Too often our self-worth is based on what other people tell us about ourselves. The one, true authority on our self-worth is Jesus Christ, and since He gave His life for us by dying on a cross, that should tell us just how valuable we are.

For us to thrive, we must be fully aware of just how much God loves us. When we fully accept God’s love for us, we’ll have a healthy appreciation for ourselves, an ever-growing love for Him, and the ability to love and care for others.

How much are you and I truly worth? What value should we place upon each other? Often we'll look at what someone is doing, and if they're doing a poor job, making mistakes; then we view that person as of little value. But is this the correct way of seeing value in someone?

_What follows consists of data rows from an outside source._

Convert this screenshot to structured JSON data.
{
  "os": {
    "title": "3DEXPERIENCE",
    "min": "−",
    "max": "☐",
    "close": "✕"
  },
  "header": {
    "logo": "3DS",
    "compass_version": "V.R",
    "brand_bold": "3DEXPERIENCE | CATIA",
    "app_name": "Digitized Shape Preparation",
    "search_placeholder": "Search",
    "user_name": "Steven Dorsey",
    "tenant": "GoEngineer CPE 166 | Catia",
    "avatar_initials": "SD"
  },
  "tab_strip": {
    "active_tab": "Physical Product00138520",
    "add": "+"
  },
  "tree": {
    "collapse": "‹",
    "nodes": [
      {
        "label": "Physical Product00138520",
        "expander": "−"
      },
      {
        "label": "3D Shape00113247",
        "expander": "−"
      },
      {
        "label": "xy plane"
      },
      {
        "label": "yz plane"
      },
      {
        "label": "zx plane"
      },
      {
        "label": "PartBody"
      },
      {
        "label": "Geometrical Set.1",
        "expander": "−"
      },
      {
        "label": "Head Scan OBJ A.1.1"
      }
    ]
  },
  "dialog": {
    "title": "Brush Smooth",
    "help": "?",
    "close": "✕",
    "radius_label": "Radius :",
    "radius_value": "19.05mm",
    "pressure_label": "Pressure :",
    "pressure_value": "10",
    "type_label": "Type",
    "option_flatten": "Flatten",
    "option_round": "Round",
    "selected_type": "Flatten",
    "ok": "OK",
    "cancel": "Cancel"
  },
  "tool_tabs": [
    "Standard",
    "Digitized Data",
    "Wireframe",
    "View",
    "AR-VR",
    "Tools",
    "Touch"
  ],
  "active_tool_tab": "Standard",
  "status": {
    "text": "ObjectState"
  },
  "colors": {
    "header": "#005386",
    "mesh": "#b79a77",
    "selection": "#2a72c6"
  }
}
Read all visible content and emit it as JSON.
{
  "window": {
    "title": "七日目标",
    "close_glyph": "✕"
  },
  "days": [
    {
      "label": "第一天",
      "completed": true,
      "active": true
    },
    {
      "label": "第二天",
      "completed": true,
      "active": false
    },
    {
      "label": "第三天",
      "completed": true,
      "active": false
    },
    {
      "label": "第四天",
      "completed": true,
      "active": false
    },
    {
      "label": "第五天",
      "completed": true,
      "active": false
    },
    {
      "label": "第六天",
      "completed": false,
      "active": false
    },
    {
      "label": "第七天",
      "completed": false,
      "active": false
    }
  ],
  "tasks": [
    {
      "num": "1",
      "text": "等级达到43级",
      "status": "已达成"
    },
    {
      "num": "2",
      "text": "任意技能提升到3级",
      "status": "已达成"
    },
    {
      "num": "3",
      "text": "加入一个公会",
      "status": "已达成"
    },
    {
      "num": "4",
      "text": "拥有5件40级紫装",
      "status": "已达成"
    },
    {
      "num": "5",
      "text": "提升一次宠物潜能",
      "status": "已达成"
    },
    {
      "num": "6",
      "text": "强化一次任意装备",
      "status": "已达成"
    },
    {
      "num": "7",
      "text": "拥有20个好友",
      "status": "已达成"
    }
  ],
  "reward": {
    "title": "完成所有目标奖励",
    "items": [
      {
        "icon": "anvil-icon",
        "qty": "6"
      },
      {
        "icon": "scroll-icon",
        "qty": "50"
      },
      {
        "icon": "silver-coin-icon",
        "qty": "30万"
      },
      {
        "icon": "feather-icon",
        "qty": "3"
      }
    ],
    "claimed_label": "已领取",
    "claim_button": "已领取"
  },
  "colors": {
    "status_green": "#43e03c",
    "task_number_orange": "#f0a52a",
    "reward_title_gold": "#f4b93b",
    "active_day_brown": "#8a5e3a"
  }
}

If we truly saw the value of people as God does, would we still treat each other the way we do? Mathew 25:45 tells us, “I tell you the truth, anything you refused to do for even the least of my people here, you refused to do for me.’”

The key to seeing and understanding the value of you and me and all other people in the world is to see our value in light of what Jesus did to save us!

Are there people in our sphere of influence who are failing to thrive because we are not showing them the love that they need? It’s not enough for others to know that you love them – you must show that you love others! Love is not an abstract idea. True love is not just something you feel – it’s something you demonstrate!

We all need to grow in this area because everybody needs to know they are loved. You especially need to know how to show love if you are a follower of Jesus because He said, "All people will know that you are my followers if you love each other." John 13:35

1 John 3:17-18 the Bible says, “What if a person has enough money to live on and sees his brother in need of food and clothing? If he does not help him, how can the love of God be in him? My children, let us not love with words or in talk only. Let us love by what we do and in truth.”

We show our love through our actions.  God has asked us to love others to help them thrive. There are so many people in this world who are failing to thrive. Are there those that we know who are failing to thrive because we do not love them – by our actions. Words alone are not enough.

God's Word is His love letter to us. The love of Jesus waits in each page! Don’t leave your love letters unopened and unread. God loves you, and he wants to tell you just how much. Open his love letter to you and listen to what he has to say to you.

The greatest love poem found in the Bible is in John 3:16,17. “ For God so loved the world that He gave His only begotten Son, that whoever believes in Him should not perish but have everlasting life. For God did not send His Son into the world to condemn the world, but that the world through Him might be saved.”

What beautiful words. We need to keep in mind that it is the world that God loves, not a single nation, not a single race. Not just the “good” people, not just the people who love God back. “God so loved the world.” This includes the lovable and the unlovable; those who are popular, and those who have no one else to love them; the ones who love God, and the ones who never think of God.

Reading God’s love letter to you is the only way you can learn to love others. In the Bible, we have the example of Jesus. As Christians, we are to follow in his footsteps. There is a popular Christian song titled, "The Proof of Your Love."  The lyrics to the chorus are:  "Let my life be the proof, The proof of Your love.   Let my love look like You and what You're made of.  How You lived, how You died, Love is sacrifice. So let my life be the proof, The proof of Your love".

Gentle Reader, let’s remember how valuable we are in God's eyes! All of us! God wants you to thrive. He also wants you to help others thrive. May our lives be the proof of God’s love.